I'm in the same boat, I assume like me you were thinking of larvae and maggots as being synonymous, but it looks like with fish the larval stage is more tadpole like: https://en.wikipedia.org/wiki/Ichthyoplankton
"Up until sometime in the 1800s, though, lobster was literally low-class food, eaten only by the poor and institutionalized. Even in the harsh penal environment of early America, some colonies had laws against feeding lobsters to inmates more than once a week because it was thought to be cruel and unusual, like making people eat rats. "
Then it's because railway passengers where given lobster.
As for if it really changed, I can't imagine it change so much into the steam style lobster of today (unless you're from Louisiana canjun/creole style).

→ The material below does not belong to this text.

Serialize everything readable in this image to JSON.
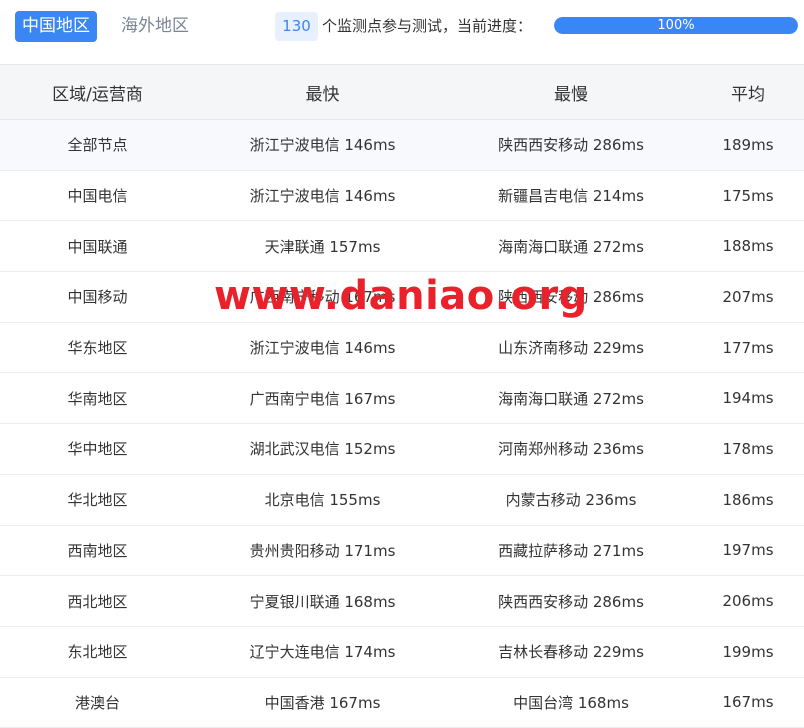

Fun to watch but we found no matter how we set the initial counts of rabbits and foxes, inevitably there'd be a population spike of rabbits, which would cause a lot of foxes to be born, which would eat enough rabbits (sometimes ALL of them) that the rest of the foxes would starve and go extinct.
We tweaked all kinds of parameters about how they move and how they reproduce and nothing kept the system from oscillating into a broken state.
Eventually we added a "rabbit preserve" - an area rabbits could pass freely through but foxes couldn't enter. Just like that - the system was stable(ish). There would still be population peaks and valleys but as long as the preserve was reasonably large the rabbit population might crater but wouldn't crash.